Writing 101, Day 12: (Virtual) Dark Clouds on the Horizon
Today, write a post with roots in a real-world conversation. For a twist, include foreshadowing.
I normally don’t go running. Those days are probably long past me. Running days that is. Because it seems like the past few times I’ve attempted to run, the next few days see my body hurting in ways that don’t feel good… at all.
But I wanted to get some kind of workout done today so I could keep up the momentum I’ve had going from the past couple of weeks. It was kinda late to go on a run but there’s no way I could have gotten on my bike since the sun was well under the horizon and the faintest of light was slipping away.
So with barely any light left in the day, I put on my running shoes and headed out.
Despite being mid-June on the Gulf Coast Plains, it was surprisingly nice outside. Of course the sun was down but it seems this time of year, even at night the humidity can be suffocating. But not tonight. There was actually a little bit of a breeze and the mosquitoes seemed to be taking a break from their usual game of “let’s see if we can carry someone off in less than 30 seconds”.
So as I hobbled down the road, my muscles began to warm up a little and after a minute I stretch. Then run, then stretch, then run and stretch. After several minutes I begin to tell myself my hamstrings won’t snap like dry rotted rubber bands.
I was still a few hundred yards from the running trail that is away from the streets when some asshole came tearing through the neighborhood at about 40 miles an hour. (for my non U.S. friends I believe that is about 60km per hour) This, in a residential area where one should, at the fastest, drive 20 miles per hour (or about 30 km per hour)
Man, one day someone’s going to get run over on this street, I thought to myself.

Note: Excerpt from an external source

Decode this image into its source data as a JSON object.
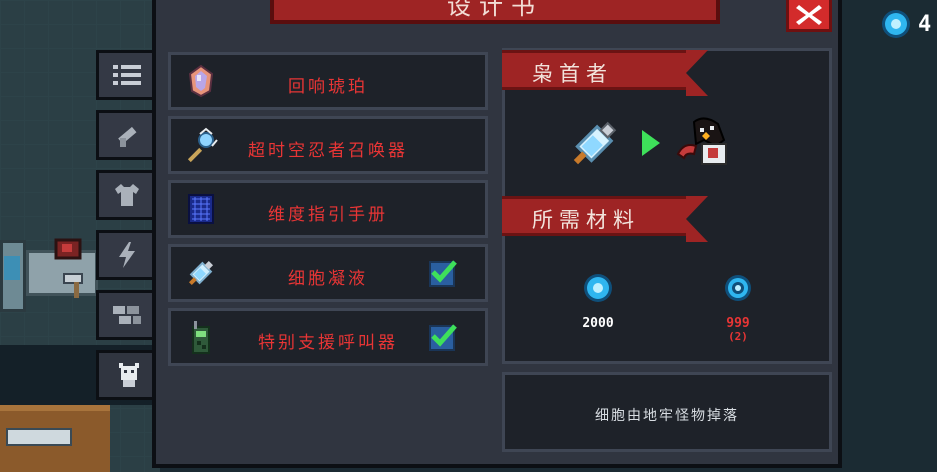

At three quarters of a mile out I head back and make it back home after about 18 minutes of running. Wow is that pathetic. But at least I didn’t blow out a hamstring or a knee. In fact, except for some soreness around my knees I actually feel pretty good and decide to soak in a little of that breeze by watering the front yard for a few minutes.
As I’m standing our there I see someone driving down my street really slowly. Holy crap, this makes me almost as nervous as the assholes who drive too fast since there has recently been two robberies in our neighborhood in the past few weeks.
“Poncho! Come here boy! Ponch-ohhhhh!!!”
Oh I recognize that car. That’s the guy with the Hummer H3 a few houses down.
“Hey buddy, you haven’t happened to have seen a dog around here have you?”
“Nope,” my Texas twang decides to come out for this interaction. “Sure hadn’t. What kinda dog is it?”
My neighbor… and I use the term loosely as he and especially his crazy ass wife, are assholes of a special kind themselves, looks around as if to make sure said crazy ass wife isn’t within earshot and says, “a chihuahua mix piece of shit.”
“Interesting name of a breed. Never heard of it.”
“You’ve never heard of a chihuahua?”
“Chihuahua yes. Not a chihuahua mix piece of shit.”
“Funny,” he says with a squint in his eye that hints he doesn’t think it’s funny at all. “Have you seen him or not?”
“Just kidding. No I haven’t seen him. I went on a little run around the corner to the park and didn’t see him on those streets either but I’ll keep my eyes open. I’ll be out here another 15 minutes or so. Where do you live?”
“Just down the street. The house with the Hummer.”
Just about this time, I see… well, we both see another one of those assholes who cuts through our neighborhood to avoid the traffic lights go flying down the road.
The sound of rubber squealing on the pavement cuts through the otherwise placid night air along with sound of a whimper. Kinda sounded like the whimper of a small dog.
Author’s note: After a couple of comments asking about the dog I must add, although this conversation did happen and everything prior to it, I took a little creative license with the last two sentences. There were no dogs hurt or killed during the making of this post… as far as I know.
I don’t know if asshole-ish neighbor ever did find his wife’s dog that night though, so there may have been a neighbor who was slightly bruised by his wife.